5. The research method for ecosystem feedback to meteorological drought according to claim 1, characterized in that, In step S3, the research phase is divided into phase 1 and phase 2 for different years. When comparing the dynamic changes in different phases, the Wilcoxon group test is also used to verify the significance of the difference in the critical threshold of feedback in different phases. The test criteria are p < 0.001 marked as "***", p < 0.01 marked as "**", p < 0.05 marked as "*", and p > 0.05 marked as "-".
6. The research method for ecosystem feedback to meteorological drought according to claim 1, characterized in that, In step S4, the different levels of meteorological drought in the early stage include moderate drought, severe drought, and extreme drought. When analyzing the impact, the proportion of the decrease in the feedback critical threshold and the proportion of the decrease in feedback sensitivity under different drought levels are statistically analyzed. The influence of the previous drought level on the feedback critical threshold and feedback sensitivity is judged in combination with the spatial distribution characteristics.
7. The research method for ecosystem feedback to meteorological drought according to claim 1, characterized in that, In step S5, when constructing the XGB-SHAP attribution model, the selected influencing factors include: Meteorological factors: surface albedo ALB, evapotranspiration ET, shortwave radiation flux RAD_S, longwave radiation flux RAD_L, latent heat flux LH, sensible heat flux SH, wind speed WS, saturated vapor pressure difference VPD, air temperature TMP, precipitation PRE, and aridity index AI. Soil and topographic factors: Soil moisture content (SM), silt content (SILT), sand content (SAND), clay content (CLAY), elevation (DEM), soil organic carbon content (ORGC), and total nitrogen content (TOTN); Biological factors: Species diversity (ASR).

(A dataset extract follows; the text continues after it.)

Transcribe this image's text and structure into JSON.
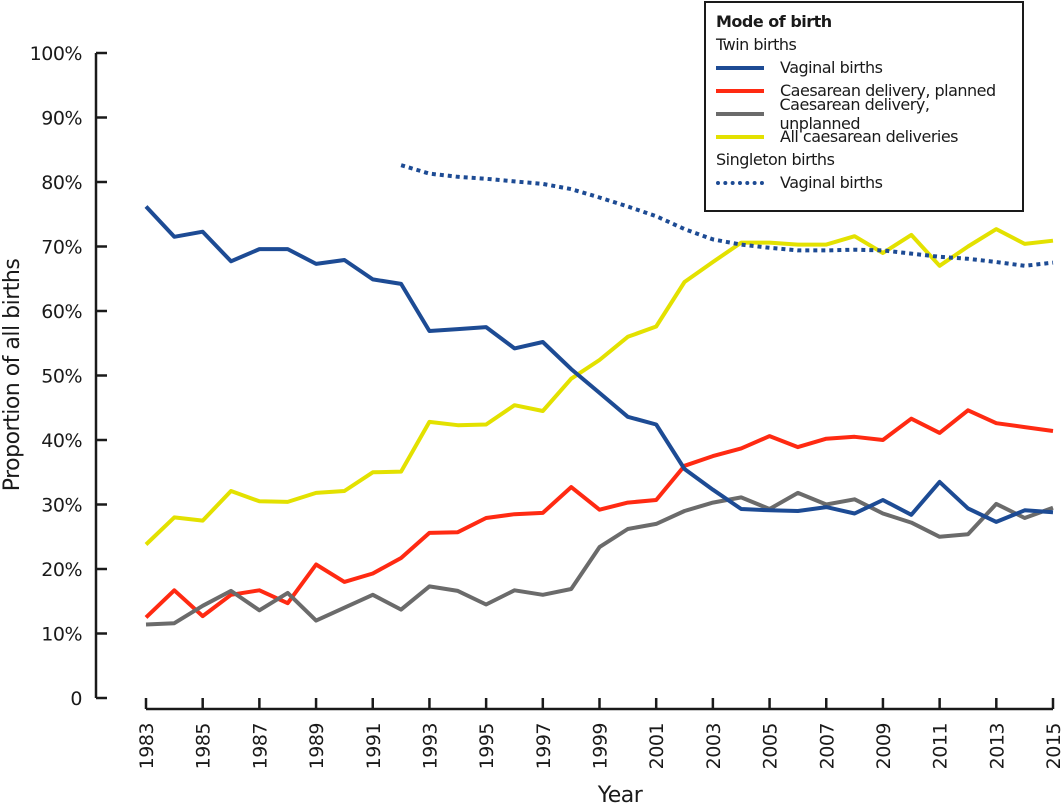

8. The research method for ecosystem feedback to meteorological drought according to claim 7, characterized in that, In step S5, the construction process of the XGB-SHAP attribution model includes: S51: Divide the attribution data into a test set and a training set in a 2:8 ratio, and use five-fold cross-validation to determine the optimal parameters of the model. The optimal parameters include colsamplebytree, learningrate, maxdepth, n_estimators, and subsample. S52: Construct an attribution model based on optimal parameters, output the SHAP value of each influencing factor through the model, determine the direction of the factor's contribution to the target variable by the positive or negative sign of the SHAP value, and use the average absolute SHAP value as the characteristic importance of the factor to identify the dominant factor. S53: When exploring the feedback mechanism, the study area was divided into humid zone (AI≥0.65), semi-humid zone (0.65≥AI>0.5), semi-arid zone (0.5≥AI>0.2), arid zone (0.2≥AI>0.05), and extremely arid zone (AI≤0.05) based on the aridity index AI. The feedback mechanism was analyzed by combining the role patterns of dominant factors under positive and negative feedback states in different climate zones.